One article takes you to understand Hadoop briefly

Hadoop is a basic platform for distributed data storage and computing developed and hosted by the Apache Foundation . Users can develop distributed programs without understanding the underlying details of distributed technology, and use the capabilities of clusters to achieve stable storage and fast calculations .

1. Big data background and characteristics

What is big data

Gartner, a well-known data scientist, believes that "big data" is a massive, high-growth, and diversified information asset that requires new processing models to have stronger decision-making power, insight and process optimization capabilities. Therefore, the term big data represents two meanings: one is the massive information assets , which is the data itself; the other is the new processing model , which is the "big data" processing technology.


Characteristics of big data

IBM puts forward the five characteristics of big data: Volume (large) , Velocity (high speed) , Variety (diversity) , Value (low value density) , Veracity (authenticity) .
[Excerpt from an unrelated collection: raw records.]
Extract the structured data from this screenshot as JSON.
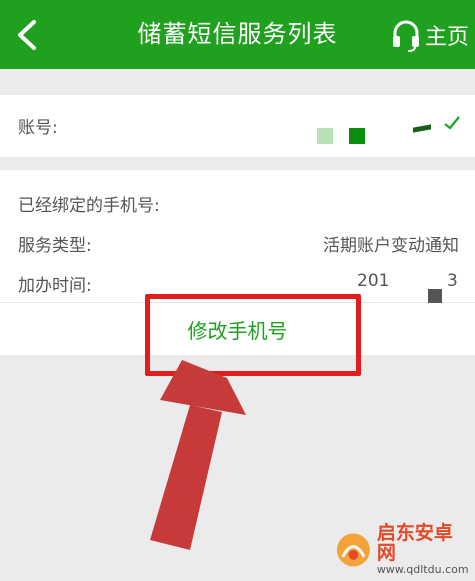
{
  "header": {
    "title": "储蓄短信服务列表",
    "home_label": "主页",
    "back_icon": "chevron-left-icon",
    "headset_icon": "headset-icon",
    "bg_color": "#1fa11f"
  },
  "account": {
    "label": "账号:"
  },
  "details": {
    "bound_phone_label": "已经绑定的手机号:",
    "service_type_label": "服务类型:",
    "service_type_value": "活期账户变动通知",
    "added_time_label": "加办时间:",
    "added_time_value_part1": "201",
    "added_time_value_part2": "3",
    "modify_phone_label": "修改手机号"
  },
  "watermark": {
    "line1": "启东安卓网",
    "line2": "www.qdltdu.com"
  },
  "colors": {
    "accent": "#1fa11f",
    "annotation_red": "#e11d1d",
    "arrow_red": "#c63a3a"
  }
}
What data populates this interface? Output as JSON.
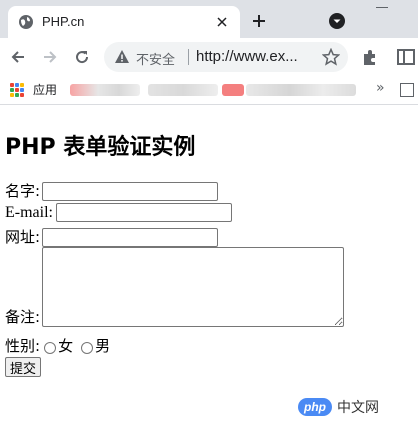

  • Volume : The data collection scale, storage scale, and calculation scale are all very large. Generally obtained in TB, PB (1024TB) as the unit of measurement.
  • Velocity (high speed) : The speed of data generation is fast, the processing speed is fast, and the timeliness is high.
  • Variety : Variety of types and sources. Specifically embodied in structured, semi-structured and unstructured, such as logs, audio and video, pictures, geographic information, etc. For different types of data, processing techniques are not the same.
  • Value (low value density) : The perception of information is ubiquitous, but in the face of massive information, only a few have real value. How to find gold in trash through data mining is a problem that needs to be addressed in the era of big data.
  • Veracity (authenticity) : It is pointed out in the "Big Data Era" that big data does not use a shortcut such as random analysis (sampling survey), but analyzes and processes the entire amount of data. The full amount of data reflects the objectivity and authenticity of things.

2. Common problems in big data processing

Important issues facing big data processing: computing power and storage .

  1. In terms of computing power , traditional software is deployed on a certain computer, then this computer will provide computing resources for the software. Even if a service-oriented architecture or even a microservice architecture is adopted for distributed deployment, it is inevitable that one computing task is The fact that it can run on a computer. At the same time, traditional software concentrates data from the network to the computer where the current program is patrolled for processing. Here, the network transmission delay of data is involved. The traditional software " data closer to calculation " model limits the computing power.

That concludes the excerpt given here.